Innovation journalism is more relevant than investigative journalism
Read these observations on media from experts attending the Bioneers 2008 conference:
“TV is a powerful media whose agenda was once created by newspapers. Newspapers, though, are on their way out. You can set the agenda for television by using new media –blog, YouTube, Facebook and other popular sites –and being the source of stories that television stations will want to pick up.”
“Niche TV is a new wave. Focusing a program or station on specific issues rather than broad strokes is on its way in. But it needs money. We have to demand money be sent to visionary media makers, rather than junk TV.”
“Innovation journalism is becoming more relevant than investigative journalism –finding out how everything works together and taking a look at it in new ways. Media is changing from one-way messaging service to an interactive format for information exchange.”
TV journalists forced to learn new skills
More and more voices talk about the urgency to re-engineer local TV news. Right now in a new fractured digital world, stories are too expensive to produce with the old model. Newsroom must produce and aggregate multiple forms of content –even non-news content- on multiple platforms with a streamlined cost structure.
Employees must learn new skills and become more adept at juggling multiple specialties. Writers, for example, should know how to write TV stories, web stories and blog posts. They should also know how to edit videos and photos.
Fox launches new publishing platform
Lin TV is pulling its 29 stations off World Now and switching to Fox Interactive Media’s publishing system called the Digital Publishing Platform and described “as a true plug-and-play solution”, that provides “a la carte menu of features, from which you include what you see fit.”
Fox Interactive Media says that “this helps keep cost down –you pay for what you want- and it also ensures that each Web site is unique.”
The platform allows to custom develop desired items, and includes, video, blogs, social networking, geocoding and the ability to plug in external RSS feeds. WPRI is the first non-Fox Lin to switch to the new platform and design, and WISHtv.com is the second.

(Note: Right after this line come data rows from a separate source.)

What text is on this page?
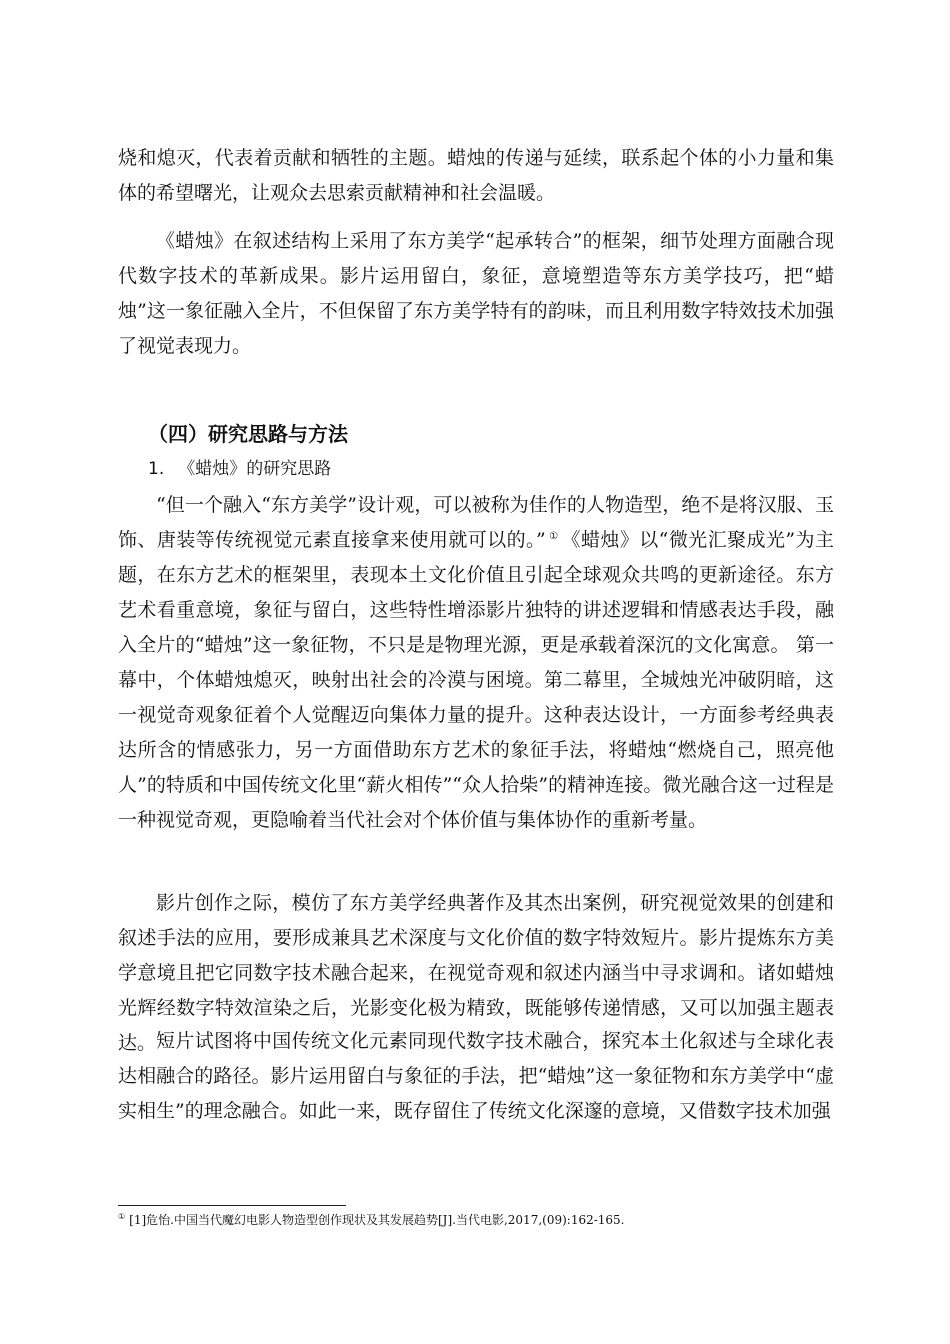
烧和熄灭，代表着贡献和牺牲的主题。蜡烛的传递与延续，联系起个体的小力量和集体的希望曙光，让观众去思索贡献精神和社会温暖。

《蜡烛》在叙述结构上采用了东方美学“起承转合”的框架，细节处理方面融合现代数字技术的革新成果。影片运用留白，象征，意境塑造等东方美学技巧，把“蜡烛”这一象征融入全片，不但保留了东方美学特有的韵味，而且利用数字特效技术加强了视觉表现力。

（四）研究思路与方法
1. 《蜡烛》的研究思路

“但一个融入“东方美学”设计观，可以被称为佳作的人物造型，绝不是将汉服、玉饰、唐装等传统视觉元素直接拿来使用就可以的。” ① 《蜡烛》以“微光汇聚成光”为主题，在东方艺术的框架里，表现本土文化价值且引起全球观众共鸣的更新途径。东方艺术看重意境，象征与留白，这些特性增添影片独特的讲述逻辑和情感表达手段，融入全片的“蜡烛”这一象征物，不只是是物理光源，更是承载着深沉的文化寓意。 第一幕中，个体蜡烛熄灭，映射出社会的冷漠与困境。第二幕里，全城烛光冲破阴暗，这一视觉奇观象征着个人觉醒迈向集体力量的提升。这种表达设计，一方面参考经典表达所含的情感张力，另一方面借助东方艺术的象征手法，将蜡烛“燃烧自己，照亮他人”的特质和中国传统文化里“薪火相传”“众人拾柴”的精神连接。微光融合这一过程是一种视觉奇观，更隐喻着当代社会对个体价值与集体协作的重新考量。

影片创作之际，模仿了东方美学经典著作及其杰出案例，研究视觉效果的创建和叙述手法的应用，要形成兼具艺术深度与文化价值的数字特效短片。影片提炼东方美学意境且把它同数字技术融合起来，在视觉奇观和叙述内涵当中寻求调和。诸如蜡烛光辉经数字特效渲染之后，光影变化极为精致，既能够传递情感，又可以加强主题表达。 短片试图将中国传统文化元素同现代数字技术融合，探究本土化叙述与全球化表达相融合的路径。影片运用留白与象征的手法，把“蜡烛”这一象征物和东方美学中“虚实相生”的理念融合。如此一来，既存留住了传统文化深邃的意境，又借数字技术加强

① [1]危怡.中国当代魔幻电影人物造型创作现状及其发展趋势[J].当代电影,2017,(09):162-165.
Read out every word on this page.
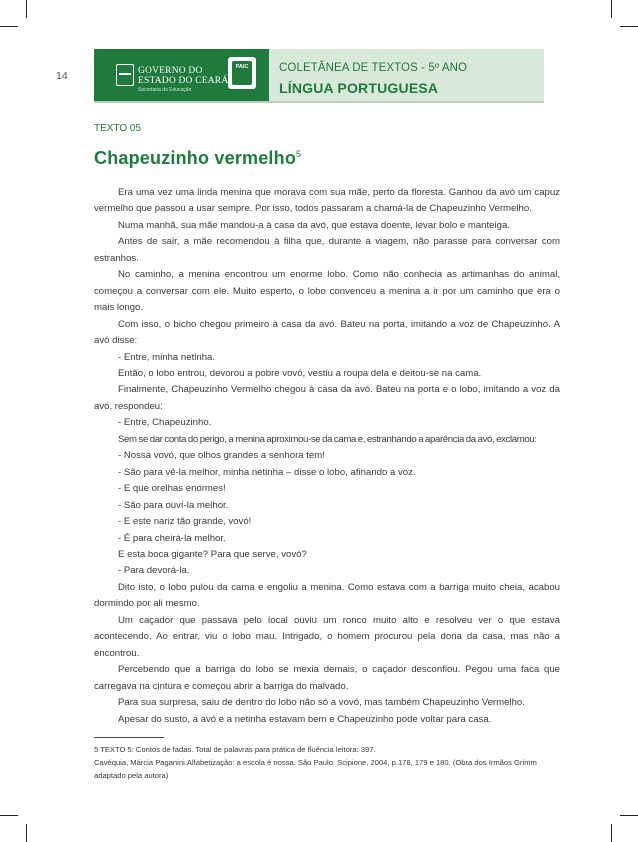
14	GOVERNO DO
ESTADO DO CEARÁ
Secretaria da Educação
PAIC	COLETÂNEA DE TEXTOS - 5º ANO
LÍNGUA PORTUGUESA
TEXTO 05
Chapeuzinho vermelho$^5$

Era uma vez uma linda menina que morava com sua mãe, perto da floresta. Ganhou da avó um capuz vermelho que passou a usar sempre. Por isso, todos passaram a chamá-la de Chapeuzinho Vermelho.

Numa manhã, sua mãe mandou-a à casa da avó, que estava doente, levar bolo e manteiga.

Antes de sair, a mãe recomendou à filha que, durante a viagem, não parasse para conversar com estranhos.

No caminho, a menina encontrou um enorme lobo. Como não conhecia as artimanhas do animal, começou a conversar com ele. Muito esperto, o lobo convenceu a menina a ir por um caminho que era o mais longo.

Com isso, o bicho chegou primeiro à casa da avó. Bateu na porta, imitando a voz de Chapeuzinho. A avó disse:

- Entre, minha netinha.

Então, o lobo entrou, devorou a pobre vovó, vestiu a roupa dela e deitou-se na cama.

Finalmente, Chapeuzinho Vermelho chegou à casa da avó. Bateu na porta e o lobo, imitando a voz da avó, respondeu:

- Entre, Chapeuzinho.

Sem se dar conta do perigo, a menina aproximou-se da cama e, estranhando a aparência da avó, exclamou:

- Nossa vovó, que olhos grandes a senhora tem!

- São para vê-la melhor, minha netinha – disse o lobo, afinando a voz.

- E que orelhas enormes!

- São para ouví-la melhor.

- E este nariz tão grande, vovó!

- É para cheirá-la melhor.

E esta boca gigante? Para que serve, vovó?

- Para devorá-la.

Dito isto, o lobo pulou da cama e engoliu a menina. Como estava com a barriga muito cheia, acabou dormindo por ali mesmo.

Um caçador que passava pelo local ouviu um ronco muito alto e resolveu ver o que estava acontecendo. Ao entrar, viu o lobo mau. Intrigado, o homem procurou pela dona da casa, mas não a encontrou.

Percebendo que a barriga do lobo se mexia demais, o caçador desconfiou. Pegou uma faca que carregava na cintura e começou abrir a barriga do malvado.

Para sua surpresa, saiu de dentro do lobo não só a vovó, mas também Chapeuzinho Vermelho.

Apesar do susto, a avó e a netinha estavam bem e Chapeuzinho pode voltar para casa.

5 TEXTO 5: Contos de fadas. Total de palavras para prática de fluência leitora: 397.

Cavéquia, Márcia Paganini.Alfabetização: a escola é nossa. São Paulo. Scipione, 2004, p.178, 179 e 180. (Obra dos Irmãos Grimm adaptado pela autora)
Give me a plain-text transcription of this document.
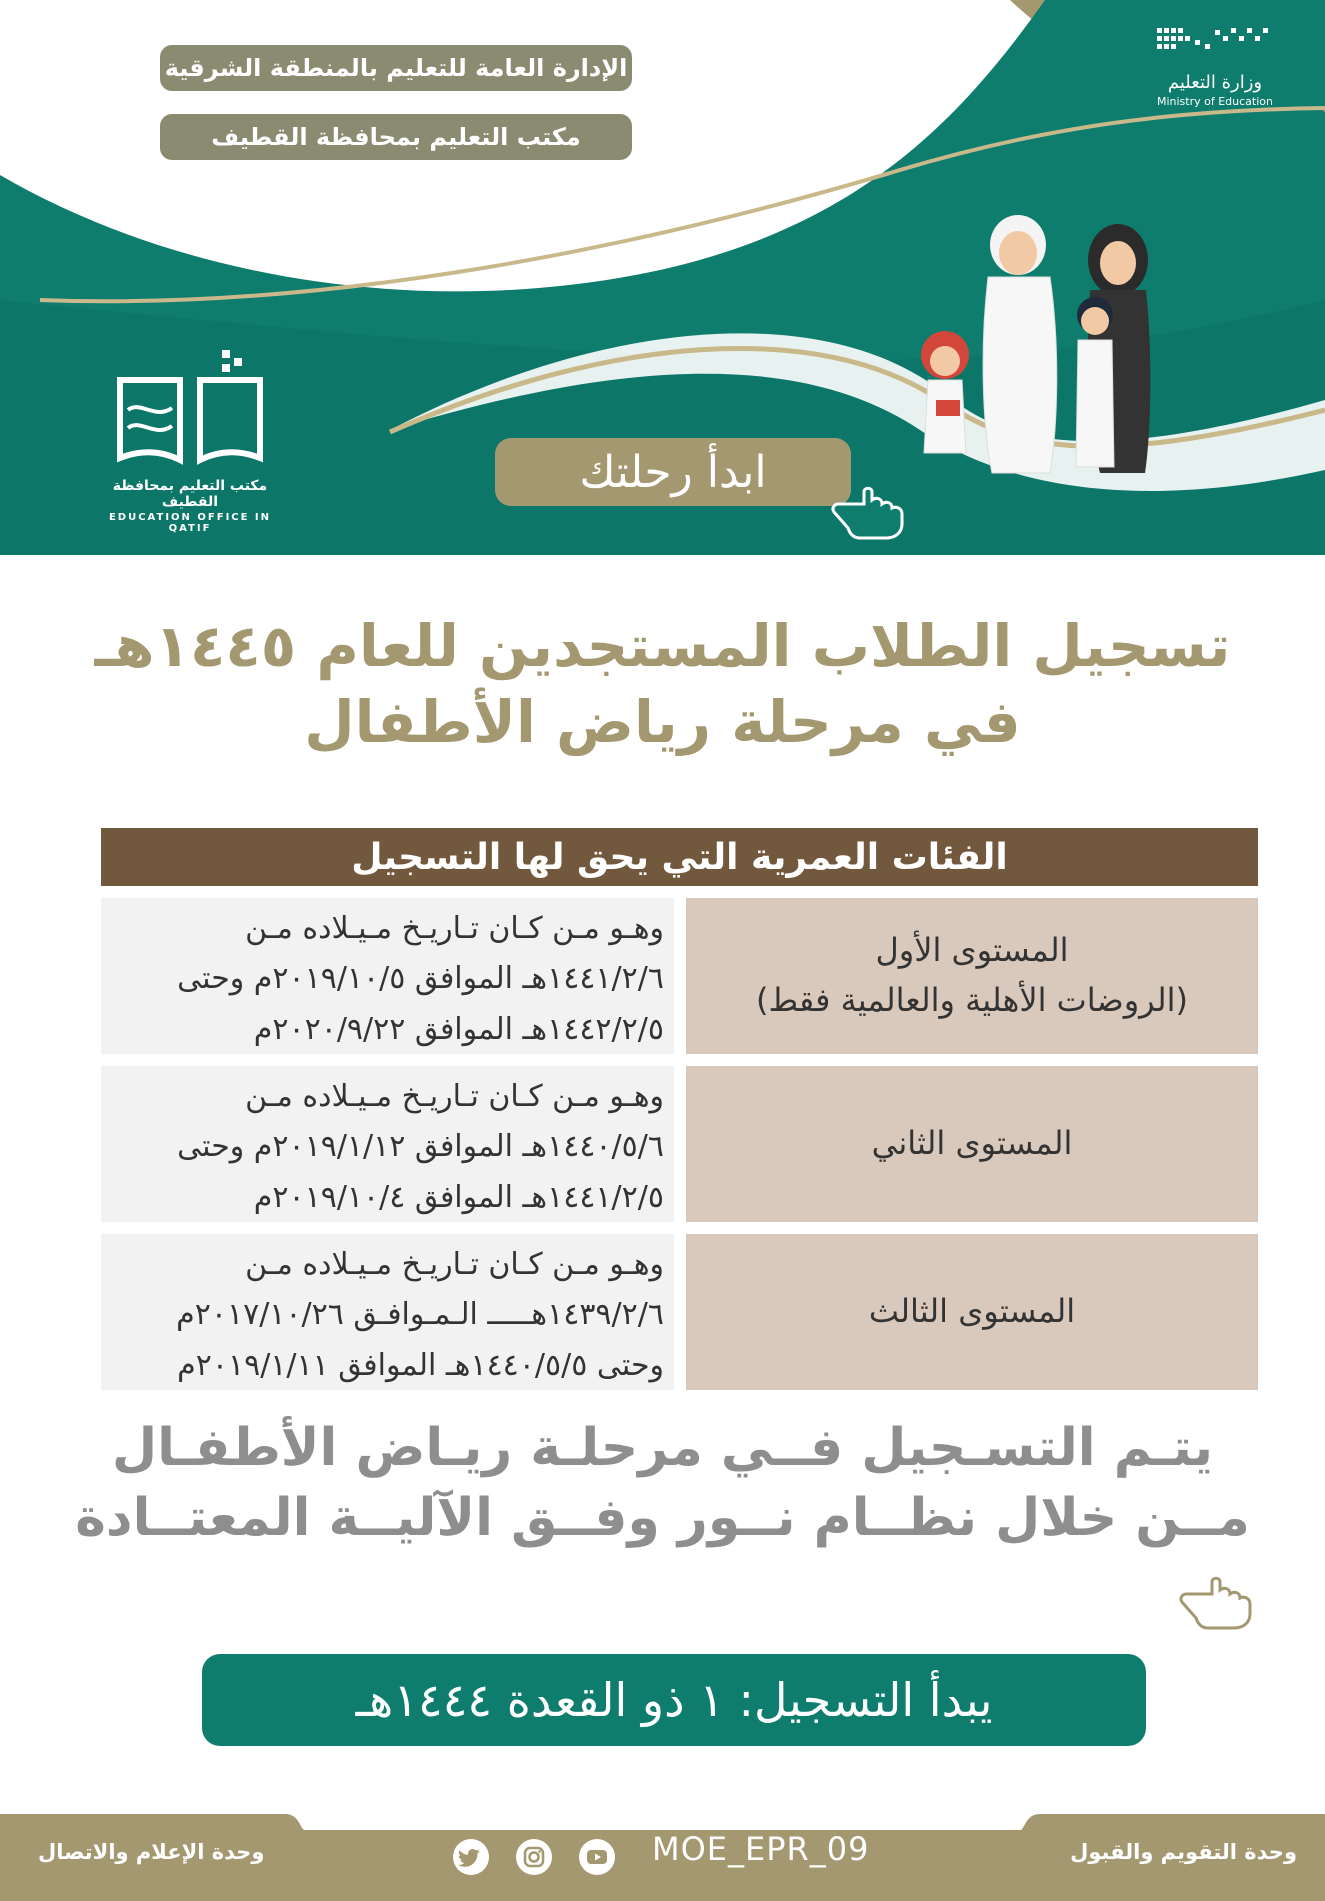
الإدارة العامة للتعليم بالمنطقة الشرقية
مكتب التعليم بمحافظة القطيف
وزارة التعليم
Ministry of Education
مكتب التعليم بمحافظة القطيف
EDUCATION OFFICE IN QATIF
ابدأ رحلتك
تسجيل الطلاب المستجدين للعام ١٤٤٥هـ
في مرحلة رياض الأطفال
الفئات العمرية التي يحق لها التسجيل
المستوى الأول
(الروضات الأهلية والعالمية فقط)
وهـو مـن كـان تـاريـخ مـيـلاده مـن
١٤٤١/٢/٦هـ الموافق ٢٠١٩/١٠/٥م وحتى
١٤٤٢/٢/٥هـ الموافق ٢٠٢٠/٩/٢٢م
المستوى الثاني
وهـو مـن كـان تـاريـخ مـيـلاده مـن
١٤٤٠/٥/٦هـ الموافق ٢٠١٩/١/١٢م وحتى
١٤٤١/٢/٥هـ الموافق ٢٠١٩/١٠/٤م
المستوى الثالث
وهـو مـن كـان تـاريـخ مـيـلاده مـن
١٤٣٩/٢/٦هـــــ الـمـوافـق ٢٠١٧/١٠/٢٦م
وحتى ١٤٤٠/٥/٥هـ الموافق ٢٠١٩/١/١١م
يتـم التسـجيل فــي مرحلـة ريـاض الأطفـال
مــن خلال نظــام نــور وفــق الآليــة المعتــادة
يبدأ التسجيل: ١ ذو القعدة ١٤٤٤هـ
وحدة الإعلام والاتصال	وحدة التقويم والقبول
MOE_EPR_09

It’s clear that Fox Interactive Media has moved into the platform business to take on the likes of WorldNow, IB, Clickability, Zope4Media, DTI, Inergize and BIM.
What is sure that TV stations want a lot more options than anyone has been offering. They don’t want all their sites to look exactly the same, and they want the ability to customize what they offer their visitors. Something that you can adjust on the fly, and can add or subtract widgets and indexes without a major site redesign.